Professor Lee Hyuk-jin of the Graduate School of Pharmaceutical Sciences at Ewha Womans University on Wednesday presented the development of RNA-based therapies and formulation of lipid nanoparticles (LNP) for in vivo administration during a online session organized by the Institute of Basic Sciences and Seoul National University.

Professor Lee Hyuk-jin from the Faculty of Pharmaceutical Sciences at Ewha Womans University explained the development of RNA therapy and formulation of lipid nanoparticles (LNP) for in vivo administration at a symposium Online on RNA Biology and Therapeutics organized by the Institute for Basic Science. and Seoul National University on Wednesday.

An mRNA needs protection to prevent it from decaying. Therefore, it must be transported and released from the endosome when it reaches the cell. When lipid nanoparticles (LNP) containing mRNA reach the cell, they undergo ionization and enter the cell.

“Speaking of mRNA, it has many advantages in target protein expression over conventional plasmid DNA,” Lee said.

For example, transfection of DNA and mRNA show very different intracellular trafficking pathways because DNA must enter the nucleus for transcription, while mRNA begins to express itself when delivered to the nucleus. cytoplasm, he explained.

LNPs are multicomponent lipid systems containing an ionizable lipid, a phospholipid, cholesterol, and a PEG-lipid. LNP systems are currently considered the most clinically advanced non-viral gene delivery system, safely and efficiently delivering nucleic acids.

While maintaining a stable endosomal structure until delivery, it is structured so that mRNA escapes the structure and is inserted by the process of ionization upon penetration between plasma membranes, Lee said.
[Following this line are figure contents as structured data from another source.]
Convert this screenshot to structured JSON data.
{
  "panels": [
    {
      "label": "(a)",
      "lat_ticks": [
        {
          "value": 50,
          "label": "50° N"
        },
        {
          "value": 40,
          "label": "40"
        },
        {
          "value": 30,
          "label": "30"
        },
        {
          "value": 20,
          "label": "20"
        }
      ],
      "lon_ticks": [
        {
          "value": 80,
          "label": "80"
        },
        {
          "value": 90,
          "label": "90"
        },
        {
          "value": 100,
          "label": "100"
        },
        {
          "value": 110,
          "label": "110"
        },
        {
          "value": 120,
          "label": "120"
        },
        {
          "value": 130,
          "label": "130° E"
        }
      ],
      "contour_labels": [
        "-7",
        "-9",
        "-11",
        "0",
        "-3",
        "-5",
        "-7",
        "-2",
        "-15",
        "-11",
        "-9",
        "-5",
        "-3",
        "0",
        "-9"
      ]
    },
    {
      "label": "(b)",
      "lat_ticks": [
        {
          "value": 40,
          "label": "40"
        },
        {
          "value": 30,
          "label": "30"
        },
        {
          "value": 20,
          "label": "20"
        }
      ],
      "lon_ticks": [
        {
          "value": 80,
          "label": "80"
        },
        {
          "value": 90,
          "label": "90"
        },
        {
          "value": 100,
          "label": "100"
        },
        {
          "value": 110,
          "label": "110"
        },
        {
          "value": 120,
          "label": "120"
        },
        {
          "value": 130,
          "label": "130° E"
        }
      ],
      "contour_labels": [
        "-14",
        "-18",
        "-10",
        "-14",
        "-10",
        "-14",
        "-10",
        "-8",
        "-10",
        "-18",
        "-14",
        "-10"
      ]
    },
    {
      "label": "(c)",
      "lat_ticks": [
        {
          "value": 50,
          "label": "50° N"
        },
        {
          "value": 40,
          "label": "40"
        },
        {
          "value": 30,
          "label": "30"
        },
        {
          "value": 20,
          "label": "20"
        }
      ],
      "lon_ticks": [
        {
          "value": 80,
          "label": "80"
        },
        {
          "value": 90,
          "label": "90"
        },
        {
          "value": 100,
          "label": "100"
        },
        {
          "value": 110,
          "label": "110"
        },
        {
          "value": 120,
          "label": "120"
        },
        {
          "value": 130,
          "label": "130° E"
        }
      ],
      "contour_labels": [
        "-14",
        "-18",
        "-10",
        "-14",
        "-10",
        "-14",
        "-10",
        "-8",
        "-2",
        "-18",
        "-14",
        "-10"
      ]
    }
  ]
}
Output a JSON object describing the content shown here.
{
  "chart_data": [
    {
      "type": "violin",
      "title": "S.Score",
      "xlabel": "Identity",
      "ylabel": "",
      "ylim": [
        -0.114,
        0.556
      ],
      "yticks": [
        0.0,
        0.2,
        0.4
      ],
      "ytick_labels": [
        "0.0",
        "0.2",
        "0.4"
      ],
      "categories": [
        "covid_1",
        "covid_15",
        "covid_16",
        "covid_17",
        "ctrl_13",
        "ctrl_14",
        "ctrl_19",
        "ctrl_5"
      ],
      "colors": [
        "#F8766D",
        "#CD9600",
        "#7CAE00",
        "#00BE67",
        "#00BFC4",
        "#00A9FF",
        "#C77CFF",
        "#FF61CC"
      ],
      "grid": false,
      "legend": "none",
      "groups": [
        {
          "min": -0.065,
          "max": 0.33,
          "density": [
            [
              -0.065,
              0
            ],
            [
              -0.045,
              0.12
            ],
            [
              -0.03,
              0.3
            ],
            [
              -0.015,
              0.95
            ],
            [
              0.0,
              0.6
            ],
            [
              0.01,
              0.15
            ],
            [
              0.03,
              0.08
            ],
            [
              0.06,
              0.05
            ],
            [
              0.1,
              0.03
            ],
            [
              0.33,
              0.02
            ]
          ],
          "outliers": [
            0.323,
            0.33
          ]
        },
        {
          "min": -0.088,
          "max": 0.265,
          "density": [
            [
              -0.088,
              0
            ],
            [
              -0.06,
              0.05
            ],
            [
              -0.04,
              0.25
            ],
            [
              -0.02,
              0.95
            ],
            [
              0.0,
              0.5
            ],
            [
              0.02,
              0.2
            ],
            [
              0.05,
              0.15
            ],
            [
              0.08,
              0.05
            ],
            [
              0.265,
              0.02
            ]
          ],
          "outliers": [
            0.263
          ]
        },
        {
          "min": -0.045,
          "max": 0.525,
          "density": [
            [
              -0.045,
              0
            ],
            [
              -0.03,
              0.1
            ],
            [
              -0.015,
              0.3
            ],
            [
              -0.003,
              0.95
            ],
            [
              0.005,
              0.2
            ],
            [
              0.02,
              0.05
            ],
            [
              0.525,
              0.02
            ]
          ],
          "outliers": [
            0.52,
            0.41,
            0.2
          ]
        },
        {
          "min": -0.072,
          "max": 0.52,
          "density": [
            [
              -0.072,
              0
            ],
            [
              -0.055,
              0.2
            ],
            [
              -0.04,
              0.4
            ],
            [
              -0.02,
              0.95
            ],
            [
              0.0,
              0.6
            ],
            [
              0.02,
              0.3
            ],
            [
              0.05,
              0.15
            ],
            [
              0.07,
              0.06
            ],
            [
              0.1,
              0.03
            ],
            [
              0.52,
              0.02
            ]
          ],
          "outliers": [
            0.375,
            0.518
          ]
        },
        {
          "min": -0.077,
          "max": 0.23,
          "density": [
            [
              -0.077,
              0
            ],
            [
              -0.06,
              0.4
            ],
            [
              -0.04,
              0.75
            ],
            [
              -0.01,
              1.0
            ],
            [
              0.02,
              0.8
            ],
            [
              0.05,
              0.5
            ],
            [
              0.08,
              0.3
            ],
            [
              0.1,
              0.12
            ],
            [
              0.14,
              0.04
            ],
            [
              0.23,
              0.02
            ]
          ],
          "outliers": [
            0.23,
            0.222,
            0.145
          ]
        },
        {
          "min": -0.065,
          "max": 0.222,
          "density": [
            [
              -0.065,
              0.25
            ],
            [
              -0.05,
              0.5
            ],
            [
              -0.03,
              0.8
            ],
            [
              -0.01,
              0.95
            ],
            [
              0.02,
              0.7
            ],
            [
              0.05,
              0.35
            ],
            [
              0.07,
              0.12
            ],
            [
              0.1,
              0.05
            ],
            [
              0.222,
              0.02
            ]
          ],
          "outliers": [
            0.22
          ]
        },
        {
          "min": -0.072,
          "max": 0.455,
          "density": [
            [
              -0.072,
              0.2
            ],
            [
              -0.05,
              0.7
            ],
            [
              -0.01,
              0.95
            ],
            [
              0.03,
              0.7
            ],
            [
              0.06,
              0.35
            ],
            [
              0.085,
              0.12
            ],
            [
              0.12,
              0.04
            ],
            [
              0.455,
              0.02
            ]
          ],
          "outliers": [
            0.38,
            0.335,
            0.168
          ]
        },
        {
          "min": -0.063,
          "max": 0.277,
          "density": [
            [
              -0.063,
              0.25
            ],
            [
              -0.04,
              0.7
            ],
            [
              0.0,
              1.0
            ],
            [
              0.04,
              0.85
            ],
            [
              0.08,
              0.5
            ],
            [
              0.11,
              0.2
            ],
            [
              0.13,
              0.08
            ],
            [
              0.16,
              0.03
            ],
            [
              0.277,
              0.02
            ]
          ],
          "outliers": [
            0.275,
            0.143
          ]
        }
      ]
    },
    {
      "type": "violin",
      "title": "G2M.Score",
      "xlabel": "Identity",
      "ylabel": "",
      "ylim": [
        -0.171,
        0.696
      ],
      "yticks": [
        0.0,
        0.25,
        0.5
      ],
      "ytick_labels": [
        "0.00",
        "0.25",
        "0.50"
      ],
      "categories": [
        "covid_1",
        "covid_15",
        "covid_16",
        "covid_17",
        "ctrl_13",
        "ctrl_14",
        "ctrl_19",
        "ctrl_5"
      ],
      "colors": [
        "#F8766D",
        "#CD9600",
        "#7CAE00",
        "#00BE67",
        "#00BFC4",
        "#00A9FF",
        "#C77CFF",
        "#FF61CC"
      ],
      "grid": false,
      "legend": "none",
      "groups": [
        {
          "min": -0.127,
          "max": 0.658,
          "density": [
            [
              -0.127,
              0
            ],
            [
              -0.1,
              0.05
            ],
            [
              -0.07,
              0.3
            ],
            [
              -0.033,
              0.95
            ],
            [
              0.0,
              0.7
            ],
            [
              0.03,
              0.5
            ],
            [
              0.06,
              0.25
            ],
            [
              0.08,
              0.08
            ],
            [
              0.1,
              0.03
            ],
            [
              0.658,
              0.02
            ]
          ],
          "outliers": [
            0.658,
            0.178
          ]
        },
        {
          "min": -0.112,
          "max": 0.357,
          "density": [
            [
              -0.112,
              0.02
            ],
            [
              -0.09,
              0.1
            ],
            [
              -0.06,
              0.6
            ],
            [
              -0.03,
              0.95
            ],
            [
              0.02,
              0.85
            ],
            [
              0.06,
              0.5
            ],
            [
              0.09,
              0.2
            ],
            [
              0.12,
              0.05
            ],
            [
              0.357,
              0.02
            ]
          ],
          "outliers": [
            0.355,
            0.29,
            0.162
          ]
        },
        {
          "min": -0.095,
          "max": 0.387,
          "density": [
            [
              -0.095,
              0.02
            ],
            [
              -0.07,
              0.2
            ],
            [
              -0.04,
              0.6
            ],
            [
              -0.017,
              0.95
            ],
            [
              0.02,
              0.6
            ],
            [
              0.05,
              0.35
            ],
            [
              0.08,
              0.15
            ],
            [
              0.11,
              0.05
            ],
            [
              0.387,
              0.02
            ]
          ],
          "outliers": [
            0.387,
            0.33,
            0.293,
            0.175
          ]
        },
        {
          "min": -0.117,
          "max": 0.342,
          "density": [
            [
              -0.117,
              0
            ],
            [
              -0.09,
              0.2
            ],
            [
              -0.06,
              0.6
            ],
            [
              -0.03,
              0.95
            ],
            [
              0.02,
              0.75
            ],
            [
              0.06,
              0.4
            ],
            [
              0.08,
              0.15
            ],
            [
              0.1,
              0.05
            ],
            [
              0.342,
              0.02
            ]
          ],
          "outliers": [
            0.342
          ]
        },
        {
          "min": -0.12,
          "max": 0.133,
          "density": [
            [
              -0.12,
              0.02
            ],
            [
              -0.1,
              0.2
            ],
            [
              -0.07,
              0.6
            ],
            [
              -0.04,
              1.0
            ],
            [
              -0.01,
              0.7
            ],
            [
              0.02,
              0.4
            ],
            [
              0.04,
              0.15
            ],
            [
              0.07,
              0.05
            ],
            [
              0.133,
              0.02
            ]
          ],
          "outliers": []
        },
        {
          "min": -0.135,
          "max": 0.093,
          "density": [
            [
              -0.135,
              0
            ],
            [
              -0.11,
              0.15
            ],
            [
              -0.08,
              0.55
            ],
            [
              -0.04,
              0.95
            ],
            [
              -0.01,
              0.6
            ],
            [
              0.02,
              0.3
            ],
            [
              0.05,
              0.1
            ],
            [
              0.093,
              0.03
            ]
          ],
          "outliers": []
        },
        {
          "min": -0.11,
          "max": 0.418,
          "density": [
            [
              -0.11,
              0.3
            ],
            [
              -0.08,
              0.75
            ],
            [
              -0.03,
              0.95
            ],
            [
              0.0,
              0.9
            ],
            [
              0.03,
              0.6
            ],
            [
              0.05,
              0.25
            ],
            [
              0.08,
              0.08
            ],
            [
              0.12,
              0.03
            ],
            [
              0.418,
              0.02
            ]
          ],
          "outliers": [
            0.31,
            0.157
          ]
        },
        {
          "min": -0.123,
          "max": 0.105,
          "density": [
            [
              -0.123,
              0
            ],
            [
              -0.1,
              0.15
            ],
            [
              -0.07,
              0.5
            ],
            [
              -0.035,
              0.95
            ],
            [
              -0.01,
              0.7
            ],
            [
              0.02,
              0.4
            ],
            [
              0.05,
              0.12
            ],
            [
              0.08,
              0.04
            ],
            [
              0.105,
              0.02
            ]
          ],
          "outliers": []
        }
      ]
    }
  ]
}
“There is also a method for assigning characteristics to the surface of a single cell that targets a specific organ, either by introducing a ligand or by differently altering the profile of a protein adsorbed to the cell surface,” Lee said. “When selecting a ligand, it is necessary to first check whether the candidate substance could be ionized or not.”

However, he pointed out that mRNA still has limitations to stay at a locally delivered level. Since mRNA itself is easily degraded in the body, devices such as modified RNAs, vectors, and conjugates are needed.

Much less attention was paid to LNP before when researchers began to develop gene therapies.

“Synthetic mRNA is a very good system for rapid expression of target proteins, and delivery of this mRNA using lipid nanoparticles is a good medium for in vivo expression of mRNA,” said Lee. “It has the potential to be applied to various drugs to replace therapeutic proteins and used as mRNA vaccines.”